This thing I'm doing seems to work, but I'm not sure if I can rely on it from Codable
semantics or if it's a happy accident of JSONEncoder/Decoder (and perhaps the iOS/Xcode versions I'm using).
I have a bunch of types that all share some standard boilerplate properties, call that the "standard metadata". I used @dynamicMemberLookup
to compose the standard metadata with structs for the unique properties of various types, like this:
public struct StandardMetadata: Codable {
public let created: Date
public let lastChanged: Date
public let id: UInt
}
@dynamicMemberLookup
public struct ComesFromAPI<Model> {
public let metadata: StandardMetadata
let body: Model
public subscript<Value>(dynamicMember keyPath: KeyPath<Model, Value>) -> Value {
body[keyPath: keyPath]
}
}
public struct SomeExampleModel: Codable {
let name: String
}
I'm receiving these types as JSON, and the metadata is in the same container as the individual values.
{ "created": "2022-01-01T00:00:00",
"lastChanged": "2022-03-10T02:05:23",
"id": 3527,
"name": "Gollum"
}
I can give ComesFromAPI
a conditional conformance like so:
extension ComesFromAPI: Codable where Model: Codable {
public init(from decoder: Decoder) throws {
metadata = try StandardMetadata(from: decoder)
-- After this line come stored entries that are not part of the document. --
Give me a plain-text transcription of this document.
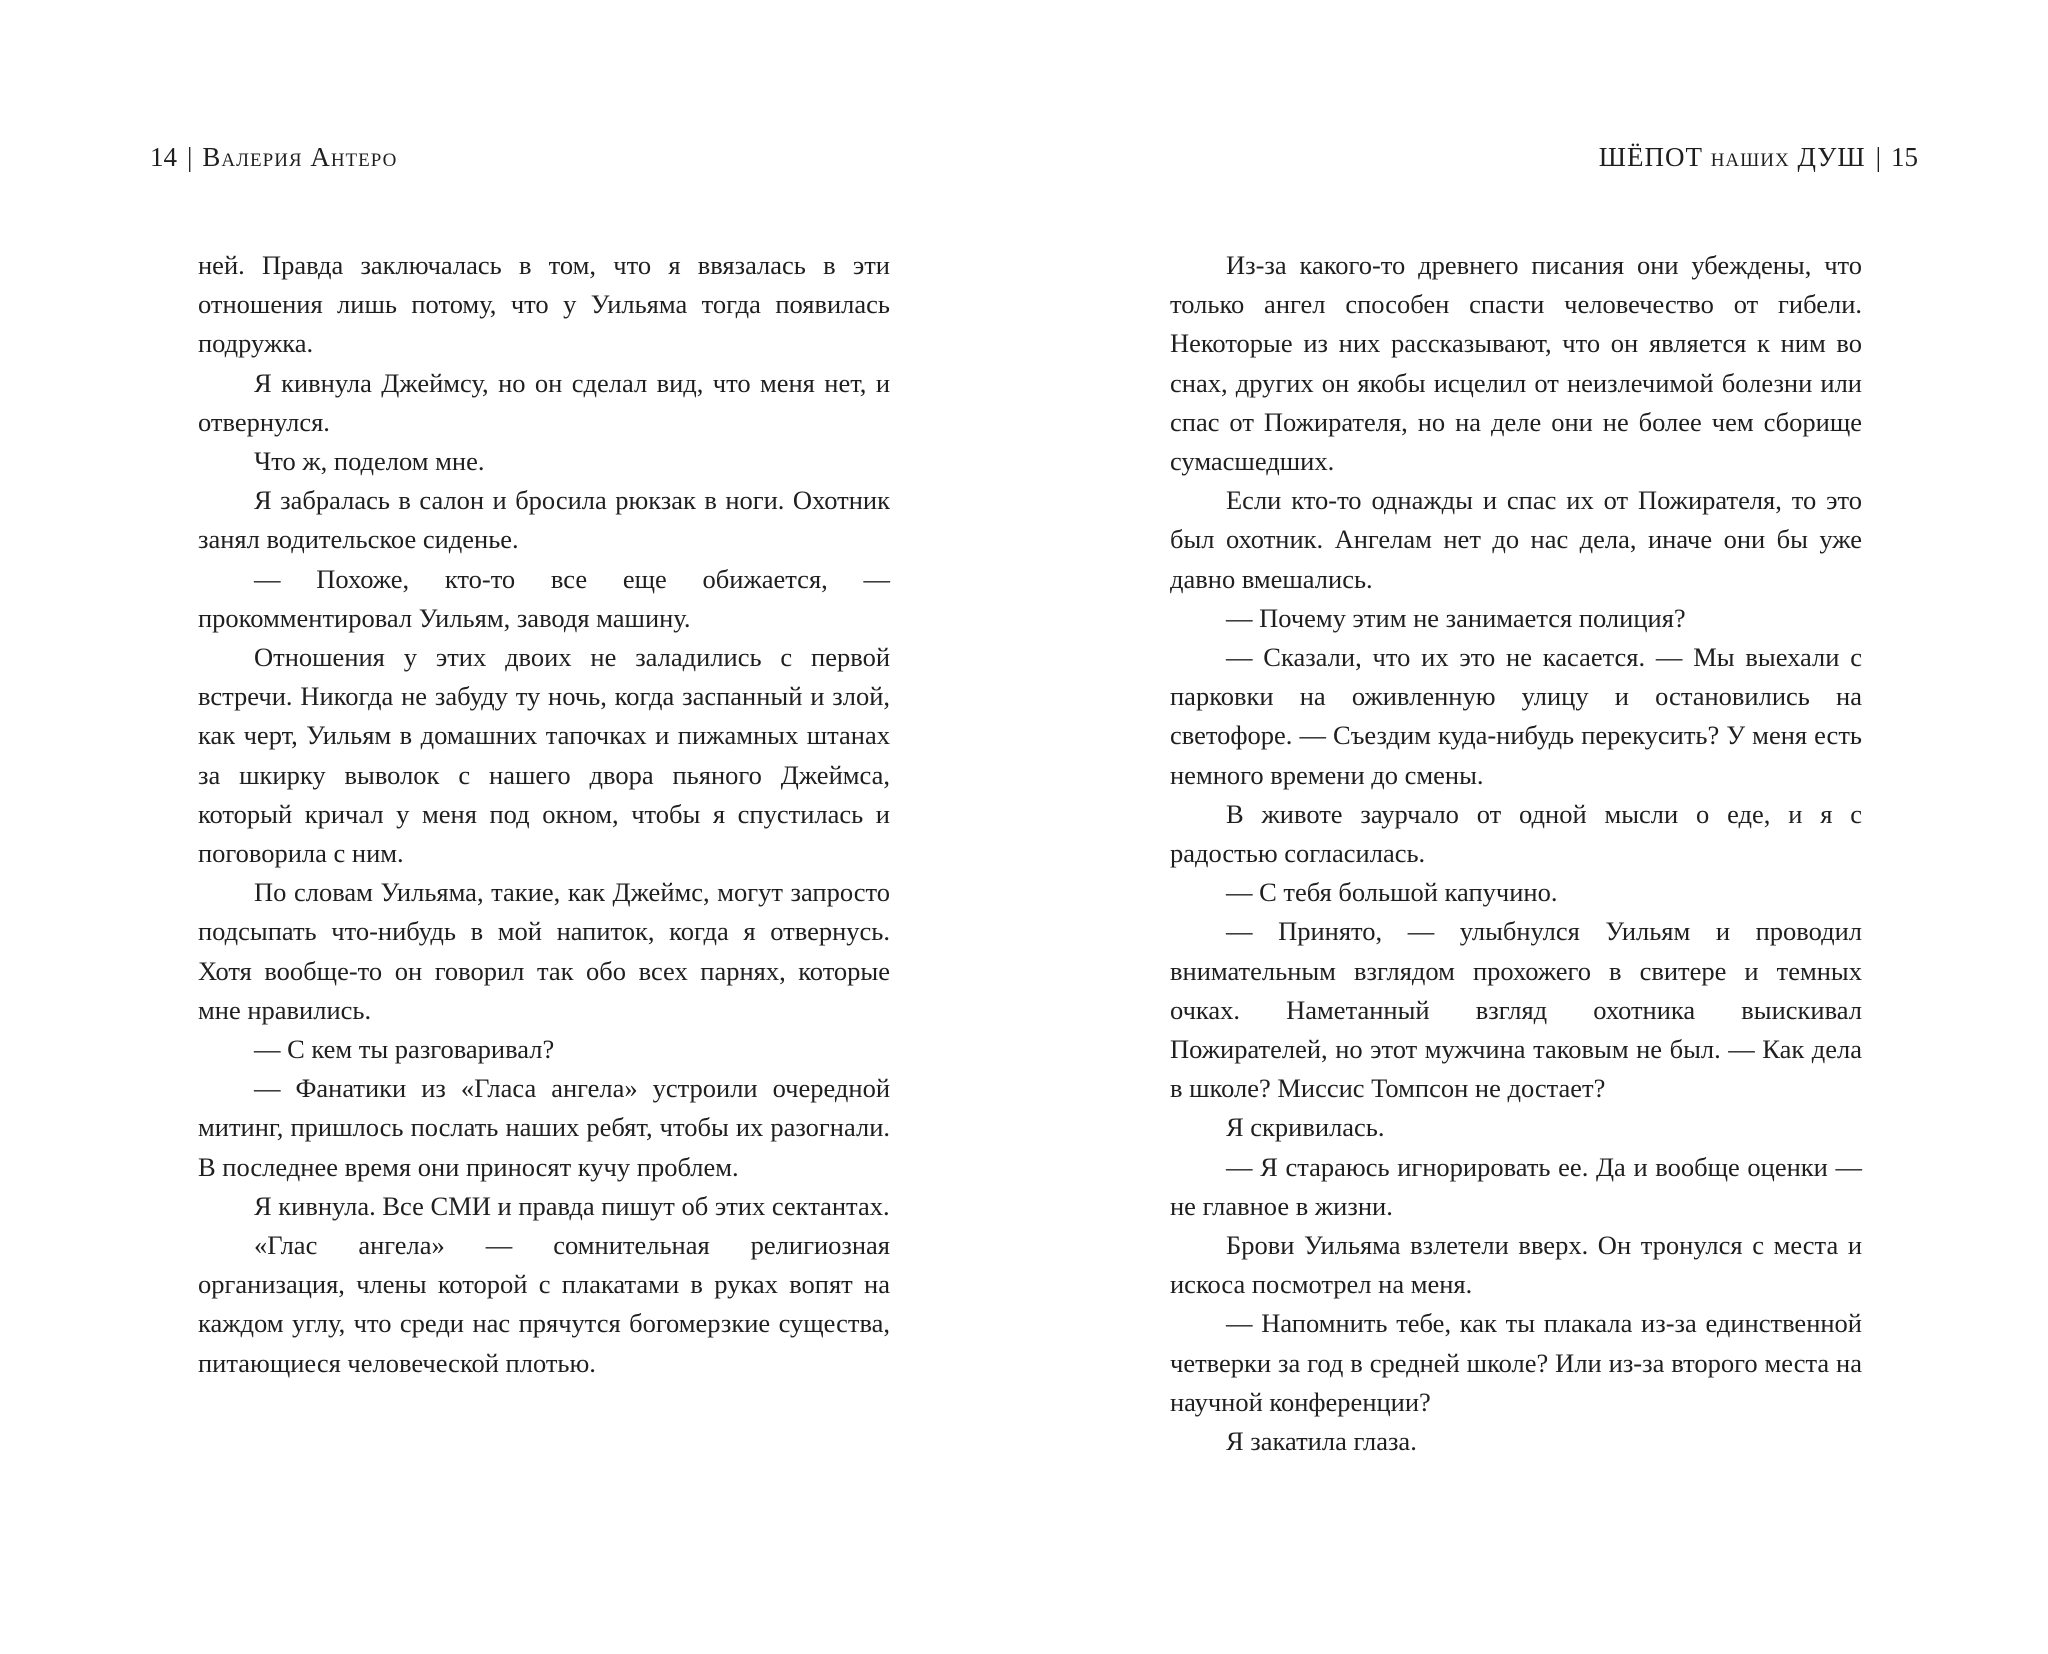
14 | Валерия Антеро	ШЁПОТ наших ДУШ | 15

ней. Правда заключалась в том, что я ввязалась в эти отношения лишь потому, что у Уильяма тогда появилась подружка.

Я кивнула Джеймсу, но он сделал вид, что меня нет, и отвернулся.

Что ж, поделом мне.

Я забралась в салон и бросила рюкзак в ноги. Охотник занял водительское сиденье.

— Похоже, кто-то все еще обижается, — прокомментировал Уильям, заводя машину.

Отношения у этих двоих не заладились с первой встречи. Никогда не забуду ту ночь, когда заспанный и злой, как черт, Уильям в домашних тапочках и пижамных штанах за шкирку выволок с нашего двора пьяного Джеймса, который кричал у меня под окном, чтобы я спустилась и поговорила с ним.

По словам Уильяма, такие, как Джеймс, могут запросто подсыпать что-нибудь в мой напиток, когда я отвернусь. Хотя вообще-то он говорил так обо всех парнях, которые мне нравились.

— С кем ты разговаривал?

— Фанатики из «Гласа ангела» устроили очередной митинг, пришлось послать наших ребят, чтобы их разогнали. В последнее время они приносят кучу проблем.

Я кивнула. Все СМИ и правда пишут об этих сектантах.

«Глас ангела» — сомнительная религиозная организация, члены которой с плакатами в руках вопят на каждом углу, что среди нас прячутся богомерзкие существа, питающиеся человеческой плотью.

Из-за какого-то древнего писания они убеждены, что только ангел способен спасти человечество от гибели. Некоторые из них рассказывают, что он является к ним во снах, других он якобы исцелил от неизлечимой болезни или спас от Пожирателя, но на деле они не более чем сборище сумасшедших.

Если кто-то однажды и спас их от Пожирателя, то это был охотник. Ангелам нет до нас дела, иначе они бы уже давно вмешались.

— Почему этим не занимается полиция?

— Сказали, что их это не касается. — Мы выехали с парковки на оживленную улицу и остановились на светофоре. — Съездим куда-нибудь перекусить? У меня есть немного времени до смены.

В животе заурчало от одной мысли о еде, и я с радостью согласилась.

— С тебя большой капучино.

— Принято, — улыбнулся Уильям и проводил внимательным взглядом прохожего в свитере и темных очках. Наметанный взгляд охотника выискивал Пожирателей, но этот мужчина таковым не был. — Как дела в школе? Миссис Томпсон не достает?

Я скривилась.

— Я стараюсь игнорировать ее. Да и вообще оценки — не главное в жизни.

Брови Уильяма взлетели вверх. Он тронулся с места и искоса посмотрел на меня.

— Напомнить тебе, как ты плакала из-за единственной четверки за год в средней школе? Или из-за второго места на научной конференции?

Я закатила глаза.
body = try Model(from: decoder)
}
public func encode(to encoder: Encoder) throws {
try metadata.encode(to: encoder)
try body.encode(to: encoder)
}
}
This lets me successfully round-trip encode/decode ComesFromAPI<SomeExampleModel>
, with the encoded JSON looking as I want it to (all properties in one JSON container). (That is, it's successful compiling with Xcode Version 13.3.1 and targeting iOS 15.4.)
But I don't understand the semantic guarantees of Codable
well enough to know if this is reliable; I would not have been surprised at all if the encoding instead generated two JSON objects side-by-side, and while I'm delighted that it doesn't I don't really understand why. Can anyone enlighten me?